It was dubbed as “Hoard of the Rings” when a man discovered a treasure trove of rare Viking artifacts in Western Scotland in 2014. Historians went berserk.
Derek McLennan, an avid metal detector-ist, found the haul of which includes an enameled Christian cross, decorative glass bead, pottery, bird-shaped gold pin, and gold ring. Rare finds include gold ingot, crystals, and a decorated silver-gilt cup probably of Byzantine origin.
Not all that glitters is gold because McLennan also discovered silver bracelets and brooches, along with coins. According to experts, bulk of the haul is silver jewelry. Items of the haul totaled to more than 100 pieces.
McLennan will be the master of coin as he is set to receive a reward of £1.98 million! According to the Queen's and Lord Treasurer's Remembrancer (QLTR), the ruling body for ownerless goods and property, decided that the relics should be handed to National Museums Scotland for display, in exchange for more than million British pounds. The reward was based on the market value of the treasures.

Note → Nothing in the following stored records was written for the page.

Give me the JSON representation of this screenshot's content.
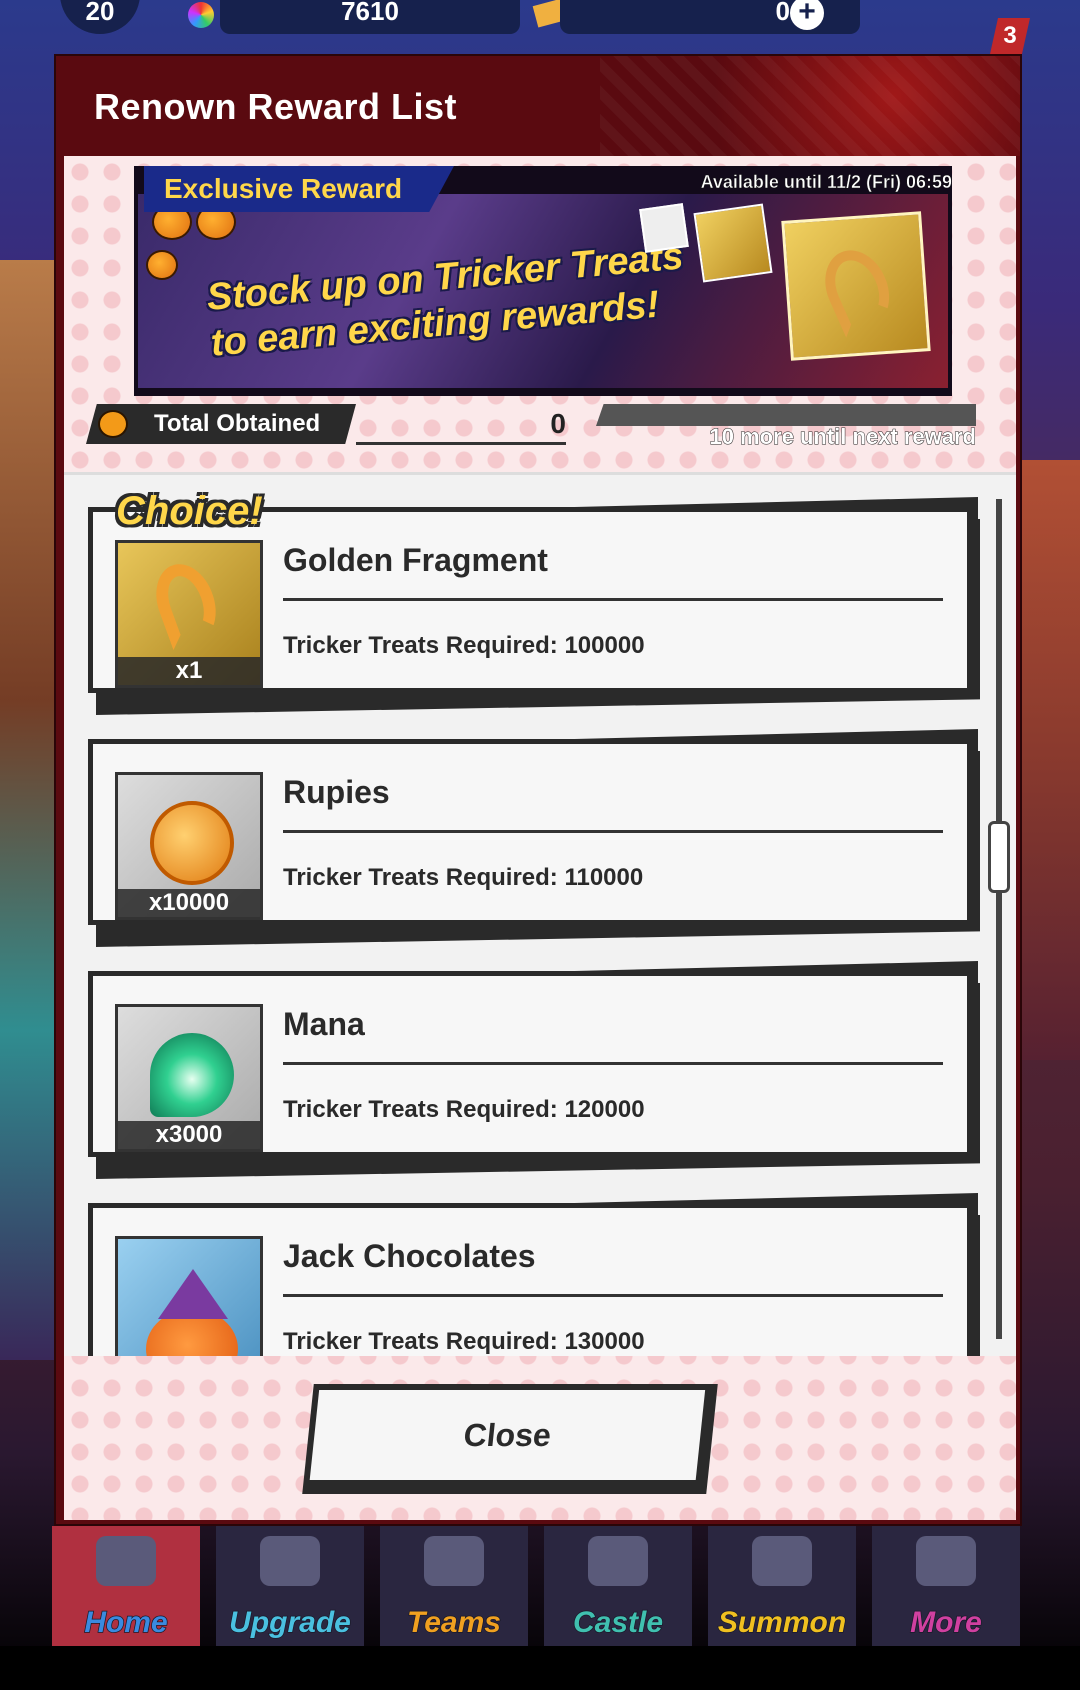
{
  "topbar": {
    "level": "20",
    "gems": "7610",
    "tickets": "0",
    "plus_label": "+",
    "notification_count": "3"
  },
  "modal": {
    "title": "Renown Reward List"
  },
  "banner": {
    "tag": "Exclusive Reward",
    "available_until": "Available until 11/2 (Fri) 06:59",
    "headline_line1": "Stock up on Tricker Treats",
    "headline_line2": "to earn exciting rewards!"
  },
  "stats": {
    "label": "Total Obtained",
    "total": "0",
    "next_reward": "10 more until next reward",
    "progress_fraction": 0
  },
  "rewards": [
    {
      "badge": "Choice!",
      "name": "Golden Fragment",
      "quantity": "x1",
      "requirement": "Tricker Treats Required: 100000",
      "icon": "golden-fragment-icon"
    },
    {
      "name": "Rupies",
      "quantity": "x10000",
      "requirement": "Tricker Treats Required: 110000",
      "icon": "rupie-coin-icon"
    },
    {
      "name": "Mana",
      "quantity": "x3000",
      "requirement": "Tricker Treats Required: 120000",
      "icon": "mana-orb-icon"
    },
    {
      "name": "Jack Chocolates",
      "quantity": "",
      "requirement": "Tricker Treats Required: 130000",
      "icon": "jack-chocolates-icon"
    }
  ],
  "buttons": {
    "close": "Close"
  },
  "nav": [
    {
      "label": "Home",
      "color": "#3a8ae0"
    },
    {
      "label": "Upgrade",
      "color": "#4ac0e0"
    },
    {
      "label": "Teams",
      "color": "#f0a020"
    },
    {
      "label": "Castle",
      "color": "#40c0b0"
    },
    {
      "label": "Summon",
      "color": "#f0c020"
    },
    {
      "label": "More",
      "color": "#d040a0"
    }
  ]
}
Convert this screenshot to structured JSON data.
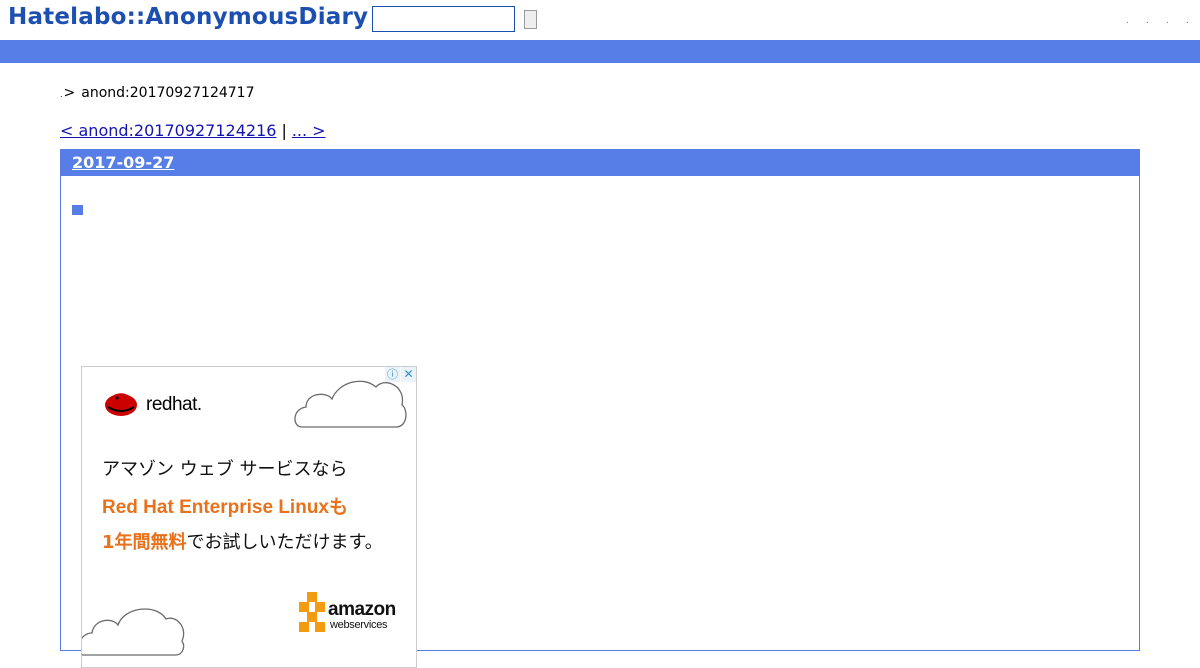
{
  "header": {
    "site_title": "Hatelabo::AnonymousDiary",
    "search_value": "",
    "nav_dots": [
      ".",
      ".",
      ".",
      "."
    ]
  },
  "breadcrumb": {
    "home": ".",
    "separator": ">",
    "current": "anond:20170927124717"
  },
  "pager": {
    "prev": "< anond:20170927124216",
    "divider": "|",
    "next": "... > "
  },
  "day": {
    "date": "2017-09-27",
    "entry_anchor": "■"
  },
  "ad": {
    "info_icon": "info-icon",
    "close_icon": "close-icon",
    "brand": "redhat.",
    "line1": "アマゾン ウェブ サービスなら",
    "line2": "Red Hat Enterprise Linuxも",
    "line3_highlight": "1年間無料",
    "line3_rest": "でお試しいただけます。",
    "aws_brand": "amazon",
    "aws_sub": "webservices"
  },
  "colors": {
    "title_blue": "#1d4fb1",
    "bar_blue": "#577de7",
    "link_blue": "#1414b3",
    "ad_orange": "#e8721c"
  }
}
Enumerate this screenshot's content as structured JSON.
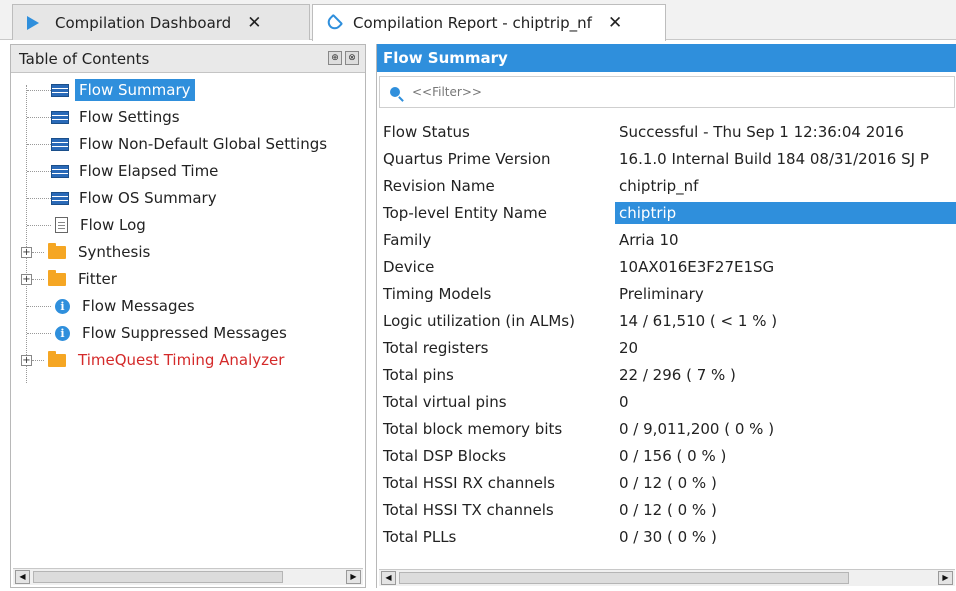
{
  "tabs": [
    {
      "label": "Compilation Dashboard"
    },
    {
      "label": "Compilation Report - chiptrip_nf"
    }
  ],
  "toc": {
    "title": "Table of Contents",
    "items": [
      {
        "label": "Flow Summary",
        "icon": "grid-table-icon",
        "selected": true
      },
      {
        "label": "Flow Settings",
        "icon": "grid-table-icon"
      },
      {
        "label": "Flow Non-Default Global Settings",
        "icon": "grid-table-icon"
      },
      {
        "label": "Flow Elapsed Time",
        "icon": "grid-table-icon"
      },
      {
        "label": "Flow OS Summary",
        "icon": "grid-table-icon"
      },
      {
        "label": "Flow Log",
        "icon": "document-icon"
      },
      {
        "label": "Synthesis",
        "icon": "folder-icon",
        "expandable": true
      },
      {
        "label": "Fitter",
        "icon": "folder-icon",
        "expandable": true
      },
      {
        "label": "Flow Messages",
        "icon": "info-icon"
      },
      {
        "label": "Flow Suppressed Messages",
        "icon": "info-icon"
      },
      {
        "label": "TimeQuest Timing Analyzer",
        "icon": "folder-icon",
        "expandable": true,
        "color": "#d42a2a"
      }
    ]
  },
  "report": {
    "title": "Flow Summary",
    "filter_placeholder": "<<Filter>>",
    "rows": [
      {
        "key": "Flow Status",
        "value": "Successful - Thu Sep  1 12:36:04 2016"
      },
      {
        "key": "Quartus Prime Version",
        "value": "16.1.0 Internal Build 184 08/31/2016 SJ P"
      },
      {
        "key": "Revision Name",
        "value": "chiptrip_nf"
      },
      {
        "key": "Top-level Entity Name",
        "value": "chiptrip",
        "highlighted": true
      },
      {
        "key": "Family",
        "value": "Arria 10"
      },
      {
        "key": "Device",
        "value": "10AX016E3F27E1SG"
      },
      {
        "key": "Timing Models",
        "value": "Preliminary"
      },
      {
        "key": "Logic utilization (in ALMs)",
        "value": "14 / 61,510 ( < 1 % )"
      },
      {
        "key": "Total registers",
        "value": "20"
      },
      {
        "key": "Total pins",
        "value": "22 / 296 ( 7 % )"
      },
      {
        "key": "Total virtual pins",
        "value": "0"
      },
      {
        "key": "Total block memory bits",
        "value": "0 / 9,011,200 ( 0 % )"
      },
      {
        "key": "Total DSP Blocks",
        "value": "0 / 156 ( 0 % )"
      },
      {
        "key": "Total HSSI RX channels",
        "value": "0 / 12 ( 0 % )"
      },
      {
        "key": "Total HSSI TX channels",
        "value": "0 / 12 ( 0 % )"
      },
      {
        "key": "Total PLLs",
        "value": "0 / 30 ( 0 % )"
      }
    ]
  }
}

The National Museums Scotland was given six months to raise the money.
Scottish Archeological Finds Panel spokeswoman Evelyn Silber said: “The panel is grateful to the finder for reporting these stunning artefacts which include decorative glass beads, silver bracelets and brooches, a gold ring, a bird-shaped gold pin and a highly-decorated gilt vessel recognised as being one of only three known examples.
These will now be preserved and put on display for the people of Scotland, and the world, to enjoy.”
According to the NMS, the artifacts, found in Galloway and Dumfries, were considered one of a kind because it hints at “previously unknown connections” amongst people across Europe during the 10th century.
On the other hand, the Galloway Viking Hoard lobbied for the items to be displayed near where the haul was discovered – in southwest of Scotland. NMS will discuss the matter and work with Dumfries and Galloway Council to have some of the items displayed in the area.